Le cose di dopo

Il Contest del FLA2020

La mia origine non è la pioggia

di beniamino cardines

La mia origine non è la pioggia.

Sono una goccia d'acqua come tante. Come tutte le altre finirò per asciugarmi, per evaporare, per non esistere più. Tra poco la mia presenza imbarazzante, il mio percorso sempre interrotto da mani premurose, saranno solo un ricordo. Mani mani mani. Tra poco sarà tutto finito e ogni cosa tornerà al suo posto come prima. Prima che io apparissi e striassi qualche centimetro di pelle. Io, goccia. Io, bagnata. Lo sono stata prima e lo sarò dopo.

La mia origine non è la pioggia, non è una fontana, non è una spugna strizzata. Non provengo da una fonte d'acqua esterna, ma piuttosto interiore. Il mio sgorgare non è felice gioioso libero spensierato... sono generata dal dispiacere, dal dolore, dalle ombre della vita. Da ciò che fa male e da ciò che fa troppo ridere. Io, io, sono una lacrima. In questa storia non c'è niente da ridere.
Il mio brevissimo percorso è sul volto di una bambina. Davanti a lei solo polvere, gente che corre in tutte le direzioni, gente che urla. Gente che non è più gente ma solo pezzi di carne dilaniati da una due tre bombe che improvvisamente hanno squarciato il sole, la giornata, il mercato.
Dov'è la mamma? La mamma non c'è più.
C'è una contrazione che mi precede, è come se fosse finito tutto. Come se il cuore si fosse fermato o non volesse più riprendere a battere. L'incertezza, il bilico, il terrore, lo smarrimento. La solitudine improvvisa, inattesa, violenta. Tutte queste emozioni si confondono alla polvere e non sanno più esistere se non nella totale confusione che impedisce qualsiasi spiegazione della realtà.

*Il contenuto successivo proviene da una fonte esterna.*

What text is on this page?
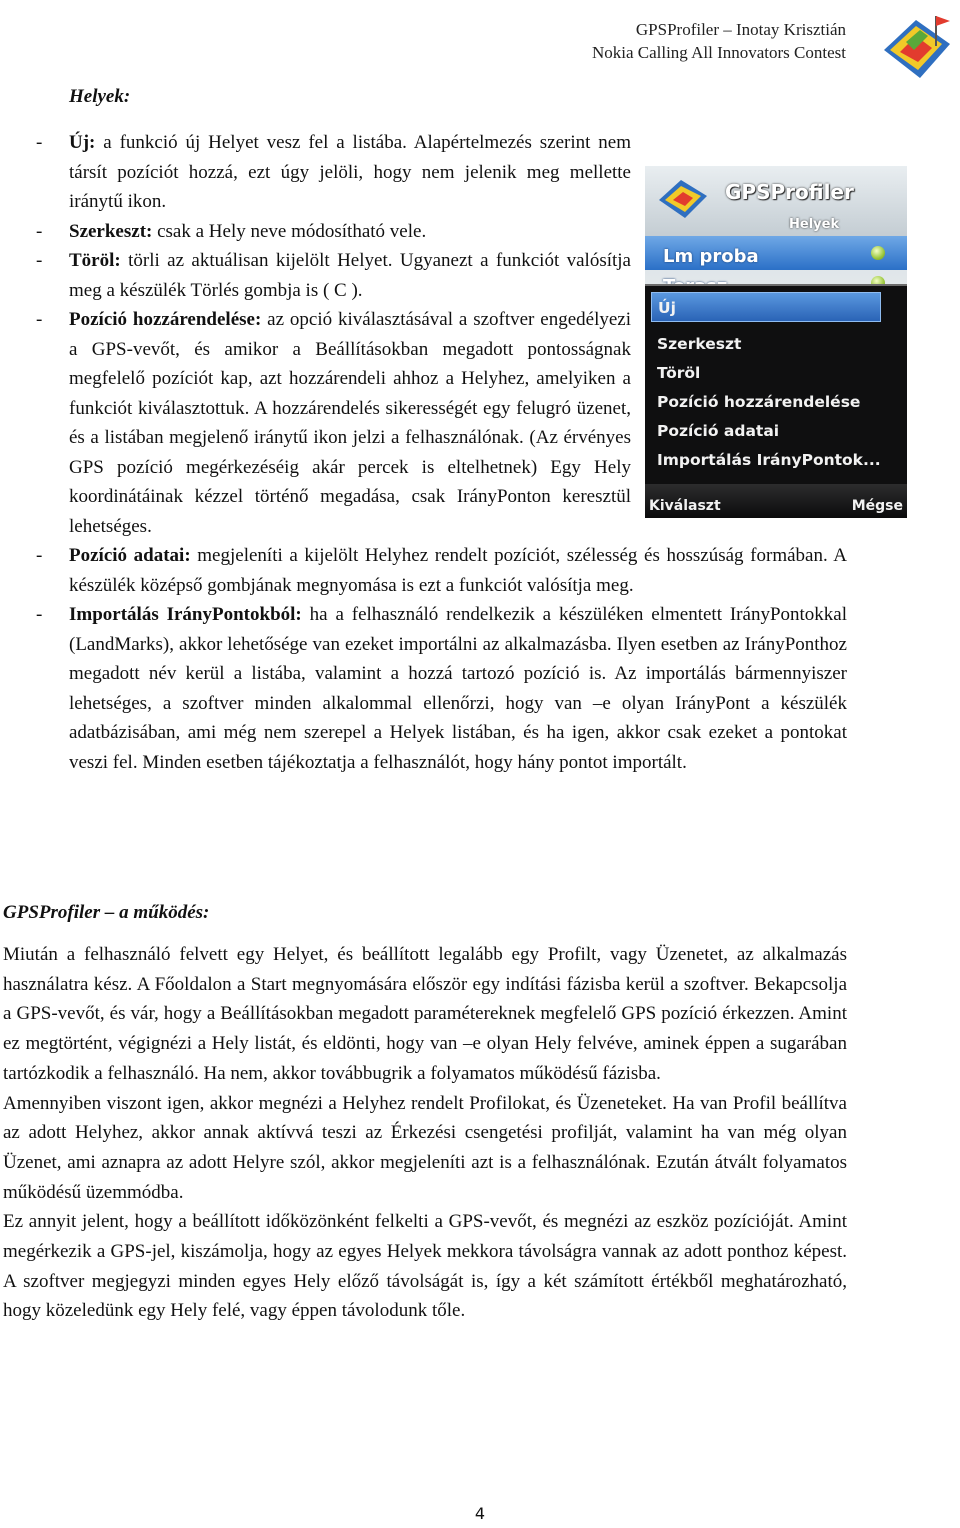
GPSProfiler – Inotay Krisztián
Nokia Calling All Innovators Contest
Helyek:
- GPSProfiler
Helyek
Lm proba
Új
Szerkeszt
Töröl
Pozíció hozzárendelése
Pozíció adatai
Importálás IrányPontok...
Kiválaszt	Mégse
Új: a funkció új Helyet vesz fel a listába. Alapértelmezés szerint nem társít pozíciót hozzá, ezt úgy jelöli, hogy nem jelenik meg mellette iránytű ikon.
- Szerkeszt: csak a Hely neve módosítható vele.
- Töröl: törli az aktuálisan kijelölt Helyet. Ugyanezt a funkciót valósítja meg a készülék Törlés gombja is ( C ).
- Pozíció hozzárendelése: az opció kiválasztásával a szoftver engedélyezi a GPS-vevőt, és amikor a Beállításokban megadott pontosságnak megfelelő pozíciót kap, azt hozzárendeli ahhoz a Helyhez, amelyiken a funkciót kiválasztottuk. A hozzárendelés sikerességét egy felugró üzenet, és a listában megjelenő iránytű ikon jelzi a felhasználónak. (Az érvényes GPS pozíció megérkezéséig akár percek is eltelhetnek) Egy Hely koordinátáinak kézzel történő megadása, csak IrányPonton keresztül lehetséges.
- Pozíció adatai: megjeleníti a kijelölt Helyhez rendelt pozíciót, szélesség és hosszúság formában. A készülék középső gombjának megnyomása is ezt a funkciót valósítja meg.
- Importálás IrányPontokból: ha a felhasználó rendelkezik a készüléken elmentett IrányPontokkal (LandMarks), akkor lehetősége van ezeket importálni az alkalmazásba. Ilyen esetben az IrányPonthoz megadott név kerül a listába, valamint a hozzá tartozó pozíció is. Az importálás bármennyiszer lehetséges, a szoftver minden alkalommal ellenőrzi, hogy van –e olyan IrányPont a készülék adatbázisában, ami még nem szerepel a Helyek listában, és ha igen, akkor csak ezeket a pontokat veszi fel. Minden esetben tájékoztatja a felhasználót, hogy hány pontot importált.
GPSProfiler – a működés:

Miután a felhasználó felvett egy Helyet, és beállított legalább egy Profilt, vagy Üzenetet, az alkalmazás használatra kész. A Főoldalon a Start megnyomására először egy indítási fázisba kerül a szoftver. Bekapcsolja a GPS-vevőt, és vár, hogy a Beállításokban megadott paramétereknek megfelelő GPS pozíció érkezzen. Amint ez megtörtént, végignézi a Hely listát, és eldönti, hogy van –e olyan Hely felvéve, aminek éppen a sugarában tartózkodik a felhasználó. Ha nem, akkor továbbugrik a folyamatos működésű fázisba.

Amennyiben viszont igen, akkor megnézi a Helyhez rendelt Profilokat, és Üzeneteket. Ha van Profil beállítva az adott Helyhez, akkor annak aktívvá teszi az Érkezési csengetési profilját, valamint ha van még olyan Üzenet, ami aznapra az adott Helyre szól, akkor megjeleníti azt is a felhasználónak. Ezután átvált folyamatos működésű üzemmódba.

Ez annyit jelent, hogy a beállított időközönként felkelti a GPS-vevőt, és megnézi az eszköz pozícióját. Amint megérkezik a GPS-jel, kiszámolja, hogy az egyes Helyek mekkora távolságra vannak az adott ponthoz képest. A szoftver megjegyzi minden egyes Hely előző távolságát is, így a két számított értékből meghatározható, hogy közeledünk egy Hely felé, vagy éppen távolodunk tőle.

4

La bambina si chiama Siria, ma presto non si chiamerà più. Nessuna identità. Nessuno saprà riconoscerla. Una bambina? Un popolo? Una cultura? Non le resterà che fuggire come tutto il mondo attorno a lei. Ma qual è la direzione giusta? Dov’è il prima e il dopo?

Io parto dagli occhi e scivolo giù. Vado verso terra, una terra che non riuscirò mai a toccare. Il mio destino di lacrima mi impedisce di fare qualsiasi progetto per il futuro. Qualcuno mi fermerà molto prima che io possa arrivare alla periferia di un volto, una faccia, seppure quella piccola di una bambina.

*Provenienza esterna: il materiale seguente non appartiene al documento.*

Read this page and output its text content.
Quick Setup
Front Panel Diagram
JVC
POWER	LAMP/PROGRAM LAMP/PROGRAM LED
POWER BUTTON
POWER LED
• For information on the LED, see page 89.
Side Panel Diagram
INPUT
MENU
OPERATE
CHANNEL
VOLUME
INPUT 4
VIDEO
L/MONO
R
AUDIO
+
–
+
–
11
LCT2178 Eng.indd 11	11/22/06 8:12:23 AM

In lontananza un'altra detonazione. Altre bombe. Ora tutto è piombato in un silenzio surreale. Non c'è più nessuno per strada, sembrano tutti spariti. Nessuno corre, solo i corpi morti sembrano fuggire verso una direzione inspiegabile e unica per tutti.
La bambina piange, altre lacrime striano il suo visino impolverato. Siria è sconfitta, si mette le mani tra i capelli, ancora polvere e pezzetti di cemento. A qualche metro da lei vede uno straccio, sembra il vestito di sua mamma. Ma sua madre dov'è?
Siamo in tante a bagnarle la faccia oggi. Tante libere di sgorgare, di solcare la polvere, lasciando come strane tracce, disegni, testimonianze di una storia. Una brutta storia che si ripete da troppo tempo. Siria si siede a terra, piange e aspetta. Vorrebbe che qualcuno passasse e le tendesse la mano. Qualcuno che le facesse un sorriso che la prendesse in braccio. Ha solo quattro anni. La mamma non c'è più. La mamma dov'è?
Siamo in tante, io goccia, io lacrima e tutte quelle come me costrette a scivolare sul volto della sofferenza, del vuoto, della solitudine. Troppe per essere contenute tutte dal cuore di Siria, troppe anche per la sua piccola faccia di bambina.
Siamo in tante. Su una terra secca da millenni, scendiamo, ma l'acqua che portiamo non irrigherà nessuna fioritura, nessuna bellezza, nessuna felicità.
La chiamano guerra. Dopo, non c’è un dopo.